なお、ブロックを組んだ際の連動性の課題は、清水戦に続き広島側の攻撃が2トップに早々に放り込むかサイド攻撃がメインだったため、殆ど表れず。一方、自陣で守る時間が長い広島は、その連動性を試される場面が頻繁にあったけれど、青山を筆頭に連動性が有効に機能してガンバに付け入る隙を与えず。

とはいえ終わってみれば、広島を上位たらしめているカウンター攻撃を、広島のほぼ今季平均並みに喰らいながらもゼロ封に成功。

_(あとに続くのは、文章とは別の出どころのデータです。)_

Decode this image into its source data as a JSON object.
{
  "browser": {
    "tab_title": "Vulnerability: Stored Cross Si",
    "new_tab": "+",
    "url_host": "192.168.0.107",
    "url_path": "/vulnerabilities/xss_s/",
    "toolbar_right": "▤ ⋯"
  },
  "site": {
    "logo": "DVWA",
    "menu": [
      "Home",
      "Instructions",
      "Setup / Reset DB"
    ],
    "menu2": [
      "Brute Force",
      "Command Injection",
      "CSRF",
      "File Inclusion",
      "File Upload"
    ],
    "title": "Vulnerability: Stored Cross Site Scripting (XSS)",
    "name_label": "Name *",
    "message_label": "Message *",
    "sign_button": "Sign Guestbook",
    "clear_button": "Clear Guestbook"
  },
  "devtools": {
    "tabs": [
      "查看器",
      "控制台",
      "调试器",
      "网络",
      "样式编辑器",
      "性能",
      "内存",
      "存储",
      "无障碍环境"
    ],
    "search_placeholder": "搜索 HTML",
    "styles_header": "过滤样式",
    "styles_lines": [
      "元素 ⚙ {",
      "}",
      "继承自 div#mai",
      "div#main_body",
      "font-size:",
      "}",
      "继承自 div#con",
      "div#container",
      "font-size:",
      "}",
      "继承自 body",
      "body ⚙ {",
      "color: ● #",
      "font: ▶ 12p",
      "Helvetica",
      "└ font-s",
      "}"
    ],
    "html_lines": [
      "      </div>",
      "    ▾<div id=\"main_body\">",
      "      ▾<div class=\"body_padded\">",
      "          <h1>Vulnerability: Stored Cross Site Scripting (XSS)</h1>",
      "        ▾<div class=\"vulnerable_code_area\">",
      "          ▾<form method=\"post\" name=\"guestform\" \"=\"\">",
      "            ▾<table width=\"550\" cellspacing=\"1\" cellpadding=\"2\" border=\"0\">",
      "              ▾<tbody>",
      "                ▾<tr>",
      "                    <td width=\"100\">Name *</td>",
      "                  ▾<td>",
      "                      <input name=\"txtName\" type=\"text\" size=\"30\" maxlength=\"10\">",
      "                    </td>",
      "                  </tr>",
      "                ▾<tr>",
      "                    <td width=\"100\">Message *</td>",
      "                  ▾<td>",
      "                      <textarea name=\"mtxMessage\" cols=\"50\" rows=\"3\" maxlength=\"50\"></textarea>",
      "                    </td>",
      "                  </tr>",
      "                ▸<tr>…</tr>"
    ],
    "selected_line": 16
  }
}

宮本監督の現役当時を振り返ってみれば、FC東京の原監督をして「行ったら行きっぱなし」と評され、新潟の反町監督をして「カウンターに最も弱い」と評されるほどにカウンターを喰らいながらも、最終ライン(主にシジ・山口智・宮本)個々のタレントで最後のところはやらせない、というのが守備戦術の土台であるとともに勝敗の分かれ目の1つでもあった。今節の、カウンターを喰らいながらも東口を筆頭に守備陣の奮闘でしのぎ切った姿を見て、このいわば伝統と言えなくもない「粘守」が、意図的かどうかは別として、復活しようとしているか?という気もしてきた。


何はともあれ、ようやく年間平均のスタッツどおりと言える順位まで上がってきたけれど、ピッチで実現しているプレーは、今節であらためて明らかになったアタッキングサードの課題が改善に向かわないうちは、幸運無しにはこれ以上の順位UPは期待しがたい状況。逆に言えば、特に何かが特別に悪化しなくても、負けが込んで再度の降格圏転落も当然にありえる状況でもある。

黄義助にケガ無く「引きの強さ」が続くこと、そして交代を引っ張った黄義助のラストプレーが決勝点になるという宮本監督の「勝負運」が残り約2か月続くことを強く祈りたい。